Verifica-se que a família patriarcal não se dedicava aos interesses individuais e pessoais de seus integrantes e sim, aos interesses do Estado, tanto que esse modelo patriarcal, no qual havia a autoridade suprema masculina, se estendeu por toda a sociedade brasileira até chegar nos políticos.

 

1.2 Família Matrimonial

 A família matrimonial é aquela concebida única e exclusivamente pelo matrimônio, pelo casamento. O Estado e a igreja católica definiriam o casamento como uma instituição indissolúvel.

O Estado formaliza o casamento mediante inúmeras exigências e a igreja o celebra com cunho religioso para que somente a morte possa encerrar o vínculo matrimonial e que até a morte, possa haver a procriação, tanto que o casamento religioso pode ser anulado se um dos cônjuges for estéril ou impotente.

Desta vertente é que nasce o débito conjugal, uma obrigação à prática da sexualidade pelos cônjuges, afim de que a função reprodutiva não seja paralisada.

Até a Constituição Federal de 1988 somente o casamento era o meio para formação de família, era a única família reconhecida pelo Estado, com o advento na CF/88 outras modalidades de famílias foram consideradas como válidas.

 

1.3 Família Eudemonista

 A família eudemonista tem como base a felicidade, ela é pautada no amor e solidariedade, o afeto é o único objeto formador de uma família.

Diferentemente da família patriarcal onde há uma hierarquia pois há um chefe de família, na família eudemonista os membros têm liberdade, a família é democratizada pois as relações são muito mais de igualdade, respeito e lealdade recíproca. (DIAS, Maria Berenice – 2016).

 

2 PRINCÍPIOS CONSTITUCIONAIS QUE NORTEIAM O DIREITO DE FAMÍLIA

De acordo com Maria Berenice Dias (2016. Pág. 42-45), a partir da Constituição Federal de 1988, a forma de se enxergar o direito passou a ser mais humanizado e não somente como um meio de imposição de regras à sociedade.

 

Antes, eram somente as regras, a lei seca, a obrigatoriedade a ser cumprida por toda sociedade, os princípios, porém, são subordinantes, são superiores às regras, é o núcleo de todo um sistema, descumprir uma norma, significa transgressão àquela norma, descumprir um princípio viola todo o sistema constitucional.

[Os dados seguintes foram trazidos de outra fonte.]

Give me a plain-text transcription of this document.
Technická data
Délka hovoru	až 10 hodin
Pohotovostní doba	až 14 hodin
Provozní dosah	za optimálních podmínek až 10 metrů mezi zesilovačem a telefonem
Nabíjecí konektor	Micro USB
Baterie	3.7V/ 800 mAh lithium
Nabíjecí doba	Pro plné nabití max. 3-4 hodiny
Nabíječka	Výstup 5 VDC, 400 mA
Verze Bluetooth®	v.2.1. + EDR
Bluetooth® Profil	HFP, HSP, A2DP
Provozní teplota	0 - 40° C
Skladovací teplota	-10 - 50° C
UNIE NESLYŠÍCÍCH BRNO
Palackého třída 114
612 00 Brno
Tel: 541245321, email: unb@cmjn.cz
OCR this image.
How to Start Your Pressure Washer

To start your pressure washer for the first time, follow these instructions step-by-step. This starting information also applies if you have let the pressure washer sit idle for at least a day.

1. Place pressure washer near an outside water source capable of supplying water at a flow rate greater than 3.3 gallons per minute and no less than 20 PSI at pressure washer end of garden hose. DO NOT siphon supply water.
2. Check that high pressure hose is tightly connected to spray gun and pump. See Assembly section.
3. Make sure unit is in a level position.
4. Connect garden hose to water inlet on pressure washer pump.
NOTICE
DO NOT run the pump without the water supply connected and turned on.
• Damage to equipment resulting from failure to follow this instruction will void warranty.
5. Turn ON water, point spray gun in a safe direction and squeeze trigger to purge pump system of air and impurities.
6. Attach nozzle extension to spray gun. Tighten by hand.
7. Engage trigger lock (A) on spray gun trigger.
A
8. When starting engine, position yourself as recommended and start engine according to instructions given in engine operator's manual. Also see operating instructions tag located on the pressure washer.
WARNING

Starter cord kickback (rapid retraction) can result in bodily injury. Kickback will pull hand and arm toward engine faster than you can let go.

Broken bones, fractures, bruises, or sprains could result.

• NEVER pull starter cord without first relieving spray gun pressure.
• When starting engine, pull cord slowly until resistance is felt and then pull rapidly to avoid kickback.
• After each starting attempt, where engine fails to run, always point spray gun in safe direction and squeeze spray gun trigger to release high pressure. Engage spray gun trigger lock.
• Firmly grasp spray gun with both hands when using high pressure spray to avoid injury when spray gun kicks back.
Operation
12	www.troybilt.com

No direito das famílias que possui tantos valores significativos para ordem jurídica, é imprescindível a interpretação dos fatos e direito de acordo com os princípios constitucionais são no momento, justamente para que a norma não se sobreponha aos princípios.

 

2.1 Princípio da dignidade da pessoa humana

O princípio da dignidade da pessoa humana é o princípio basilar da nossa Constituição, o mais importante dos princípios, pois é dele que advém os demais: liberdade, cidadania, igualdade e outros.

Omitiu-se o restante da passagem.